「ゼロス、ロイドといたの?」

まだ薄暗い辺りを、陽の光が照らし始めた早朝。
宿に向かって歩いていると、宿前に金髪の少女が青白い顔をして突っ立っていた。
何事かと怪訝そうな表情を浮かべると、少女は唇を綺麗な弧に描いてまた同じ言葉を発した。

 「ロイドといたの?」

コレットの様子がおかしい。
口元には絶えず笑みを浮かべているのに、その双眸は狂気じみた色を灯して大きく見開かれている。
居た堪れない想いで頭を掻くと、殺伐とした空気をごまかすようにいつもよりも明るい声で
口を開いた。
 「どしたよ、コレットちゃん…ハニーまだ戻ってねぇの?…っかし〜な…、さっきまで
朝稽古つきあってたんだけどコレットちゃん心配しちゃいけないから先に戻るって
俺さまよか先に帰ってったんだけどな…」
コレットが刺すような視線で、ゼロスを見つめる。
ゼロスが嘘を吐いていないと分かると、僅かの沈黙の後コレットがクスクスと声を上げ笑い出した。
 「ねえ、ゼロス。ゼロスの羽根って綺麗だね。」
 「っ…」
歌うように発した少女の言葉にゼロスは顔を強張らせた。
―何故、知っている。
そう問いただしたいのに、言葉が出てこない。
口の内壁がまるで砂漠のように渇ききっていて、張り付いて動かないようだ。
 「Scale……鱗粉って知ってる?…蝶の羽に見られる粉のようなものは鱗紛って呼ばれる細かい毛が
進化したものなの。」
 「鱗紛位知ってる、…何がいいたい。」
コレットは、「そう。」と呟くと日ごろ見せたことのないような声色で馬鹿にしたように
クスクスと笑った。
 「一部の蛾の仲間では、この鱗粉に毒を持たせている種類もいるの。一見害のない毒なのだけれど
それはね、ゆっくりとゆっくりと蝕んでいくの。まるで、あなたみたいに。蝶になって紛れ込んだつもりでも
それは紛れもなく蛾なんだよ。汚い芋虫のような胴体、でかくて醜い羽根。光に依存して、それに纏わりつく。」
ごくり、と唾を飲み込んだ。
この少女の顔をした化け物は、全てを知っている。
 「ロイドは私だけのものなの。ゼロスは、私を引き立てる道具でしかないんだから。勝手に裏切って
勝手に死ねばいい。

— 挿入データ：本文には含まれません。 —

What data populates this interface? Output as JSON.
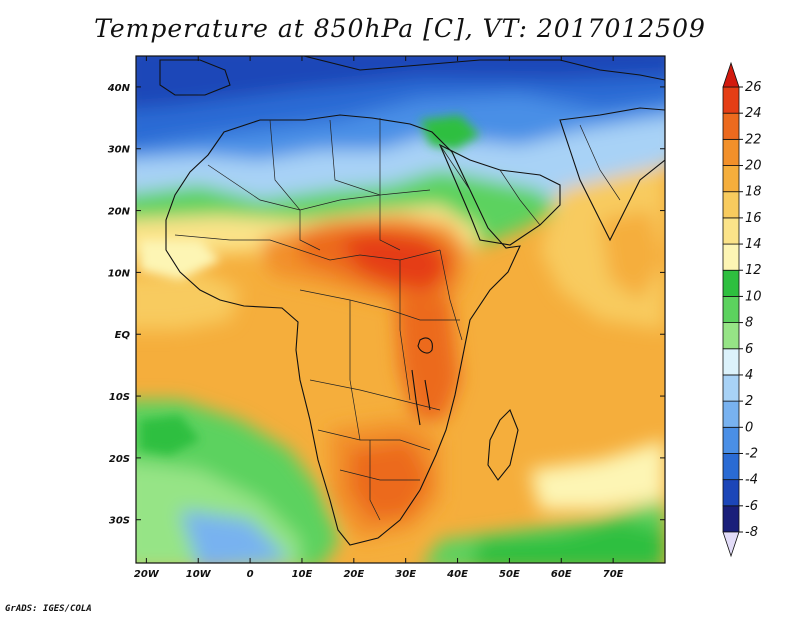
{
  "title": "Temperature at 850hPa [C], VT: 2017012509",
  "footer": "GrADS: IGES/COLA",
  "map": {
    "lon_range": [
      -22,
      80
    ],
    "lat_range": [
      -37,
      45
    ],
    "lon_ticks": [
      {
        "value": -20,
        "label": "20W"
      },
      {
        "value": -10,
        "label": "10W"
      },
      {
        "value": 0,
        "label": "0"
      },
      {
        "value": 10,
        "label": "10E"
      },
      {
        "value": 20,
        "label": "20E"
      },
      {
        "value": 30,
        "label": "30E"
      },
      {
        "value": 40,
        "label": "40E"
      },
      {
        "value": 50,
        "label": "50E"
      },
      {
        "value": 60,
        "label": "60E"
      },
      {
        "value": 70,
        "label": "70E"
      }
    ],
    "lat_ticks": [
      {
        "value": 40,
        "label": "40N"
      },
      {
        "value": 30,
        "label": "30N"
      },
      {
        "value": 20,
        "label": "20N"
      },
      {
        "value": 10,
        "label": "10N"
      },
      {
        "value": 0,
        "label": "EQ"
      },
      {
        "value": -10,
        "label": "10S"
      },
      {
        "value": -20,
        "label": "20S"
      },
      {
        "value": -30,
        "label": "30S"
      }
    ]
  },
  "colorbar": {
    "labels": [
      "26",
      "24",
      "22",
      "20",
      "18",
      "16",
      "14",
      "12",
      "10",
      "8",
      "6",
      "4",
      "2",
      "0",
      "-2",
      "-4",
      "-6",
      "-8"
    ],
    "colors": [
      "#1a1f7a",
      "#1c46b8",
      "#2a6bd4",
      "#4a8fe6",
      "#78b2f0",
      "#a8d2f6",
      "#dcf2fb",
      "#96e486",
      "#5cd25e",
      "#2ebf3f",
      "#fdf5b4",
      "#fbe389",
      "#f8cb5e",
      "#f5ae3c",
      "#f2902a",
      "#ec6a1e",
      "#e53e15"
    ],
    "under_color": "#e2dcf8",
    "over_color": "#d21a0e"
  },
  "features": {
    "landmasses": [
      "Africa",
      "Arabian Peninsula",
      "Madagascar",
      "Iberia",
      "Indian subcontinent"
    ],
    "lakes": [
      "Lake Victoria",
      "Lake Tanganyika",
      "Lake Malawi"
    ]
  }
}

」
ゼロスはテセアラの神子として育ち、こんなに歪んでしまったのに
何故、シルヴァラントの神子はこうまで純粋に育ったのかといつも不思議でならなかった。
だが、歪んでいなかったのではない。
その歪なまでの在り方を、ずっと心の奥底にひた隠しにしていただけだったのだ。
 「っは、今までのは全部お芝居だったってか?いやいや、流石の俺さまも騙されたぜ…。
まぁ、お前が勘違いしてるようだから一言いっとくけど、アイツがお前を選ぼうが誰を選ぼうが俺には
関係ない。俺は、既に決まったシナリオに沿って動いているだけなんだからな」

少女を感情の灯さない双眸で見下ろして、「どけ。」と軽く突き飛ばし中へと続く扉を開く。

 「…俺が蛾なら、お前も蛾だろ。」
―光に依存して、それに纏わりつく。

後方で「ロイド!」とうれしそうな声をあげ、駆けて行く音が聞こえたがゼロスは振り返らず
それ以上見聞きしないように後ろ手で扉を閉め、急ぎ足で寝室へと足をすすめた。